You're thinking about prediction as the results of a calculation. For example, scientists plug a number of factors into a carefully crafted computer program and determine how to send a spacecraft to a soft landing on Eros. Their calculations predict precisely what will happen.
Even though this isn't the sense in which Schrafinator was using the word prediction, the ToE does make quantitative predictions. In fact, it was the close agreement of the calculations (predictions in the way that you're using the term) of the mathematical science of population genetics with experiment and field observations that confirmed what we know today as the Modern Synthesis. Clearly there are aspects of the ToE that make quantitative predictions.

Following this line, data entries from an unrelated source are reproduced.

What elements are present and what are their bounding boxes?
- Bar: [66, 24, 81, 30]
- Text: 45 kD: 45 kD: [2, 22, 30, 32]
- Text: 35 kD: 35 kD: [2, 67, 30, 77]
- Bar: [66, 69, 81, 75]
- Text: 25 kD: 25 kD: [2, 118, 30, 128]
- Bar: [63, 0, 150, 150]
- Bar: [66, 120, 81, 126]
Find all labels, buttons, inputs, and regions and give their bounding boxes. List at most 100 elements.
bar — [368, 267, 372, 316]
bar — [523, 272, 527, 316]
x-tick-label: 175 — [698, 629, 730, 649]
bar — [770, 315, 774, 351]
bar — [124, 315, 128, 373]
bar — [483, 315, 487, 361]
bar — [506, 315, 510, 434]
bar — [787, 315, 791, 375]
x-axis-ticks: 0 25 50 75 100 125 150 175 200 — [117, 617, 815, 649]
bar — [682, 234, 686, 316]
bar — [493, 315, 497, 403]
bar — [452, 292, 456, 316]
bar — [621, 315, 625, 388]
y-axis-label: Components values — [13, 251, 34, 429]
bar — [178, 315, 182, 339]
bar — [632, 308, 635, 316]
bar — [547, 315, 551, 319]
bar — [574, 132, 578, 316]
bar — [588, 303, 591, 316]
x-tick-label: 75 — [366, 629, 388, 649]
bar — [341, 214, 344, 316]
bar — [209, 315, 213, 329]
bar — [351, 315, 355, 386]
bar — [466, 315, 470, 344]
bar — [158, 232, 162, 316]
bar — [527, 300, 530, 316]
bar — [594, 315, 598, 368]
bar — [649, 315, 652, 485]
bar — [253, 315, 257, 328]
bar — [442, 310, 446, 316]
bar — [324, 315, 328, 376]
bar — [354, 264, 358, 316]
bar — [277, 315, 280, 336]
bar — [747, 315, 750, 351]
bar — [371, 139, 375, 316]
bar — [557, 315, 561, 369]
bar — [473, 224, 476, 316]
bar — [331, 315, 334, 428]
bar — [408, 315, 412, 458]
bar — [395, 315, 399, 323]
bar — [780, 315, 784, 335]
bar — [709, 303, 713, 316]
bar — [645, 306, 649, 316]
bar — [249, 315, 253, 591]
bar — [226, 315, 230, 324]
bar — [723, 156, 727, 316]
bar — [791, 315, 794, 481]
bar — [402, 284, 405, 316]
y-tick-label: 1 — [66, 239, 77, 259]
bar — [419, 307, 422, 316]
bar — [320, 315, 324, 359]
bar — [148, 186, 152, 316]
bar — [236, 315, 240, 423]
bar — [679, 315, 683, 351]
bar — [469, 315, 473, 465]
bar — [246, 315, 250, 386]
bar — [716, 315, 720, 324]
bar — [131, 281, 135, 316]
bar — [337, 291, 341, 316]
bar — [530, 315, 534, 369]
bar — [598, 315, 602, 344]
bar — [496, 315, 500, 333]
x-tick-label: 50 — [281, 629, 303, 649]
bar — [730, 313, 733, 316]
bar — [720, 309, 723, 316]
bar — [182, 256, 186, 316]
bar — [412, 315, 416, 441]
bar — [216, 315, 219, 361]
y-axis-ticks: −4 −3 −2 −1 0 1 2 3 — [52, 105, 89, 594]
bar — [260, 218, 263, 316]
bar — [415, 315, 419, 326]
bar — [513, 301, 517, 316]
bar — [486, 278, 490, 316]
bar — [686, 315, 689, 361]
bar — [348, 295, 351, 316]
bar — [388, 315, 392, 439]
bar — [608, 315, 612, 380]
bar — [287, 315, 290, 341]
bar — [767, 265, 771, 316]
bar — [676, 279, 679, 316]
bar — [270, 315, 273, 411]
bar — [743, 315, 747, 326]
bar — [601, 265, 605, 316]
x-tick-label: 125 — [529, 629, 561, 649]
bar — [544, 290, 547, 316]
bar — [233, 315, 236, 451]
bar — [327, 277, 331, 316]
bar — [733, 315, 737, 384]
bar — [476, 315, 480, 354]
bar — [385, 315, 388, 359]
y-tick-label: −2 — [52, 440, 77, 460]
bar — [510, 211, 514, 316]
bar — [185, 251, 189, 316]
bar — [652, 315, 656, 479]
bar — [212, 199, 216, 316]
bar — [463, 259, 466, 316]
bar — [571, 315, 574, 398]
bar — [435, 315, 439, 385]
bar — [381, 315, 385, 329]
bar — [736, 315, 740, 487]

But the sense in which Schrafinator was using prediction referred to the future research discoveries scientists can expect to make. Current theory is a guide to fruitful avenues of research in all areas of scientific endeavor. Scientists could, for example, say, "If the ToE is correct, then I should expect to find that deeper geological layers contain older fossil remains." That's a prediction that the ToE makes, and as things turned out it has been confirmed countless times.
Scientists might also say, "If the ToE is correct, then the hierarchy of organisms by morphology should correspond to that of DNA." And this is what scientists have much more recently verified to be true.
So you see, Schrafinator's comment was accurate on both counts. The ToE makes not only quantitative predictions, but also theoretical predictions.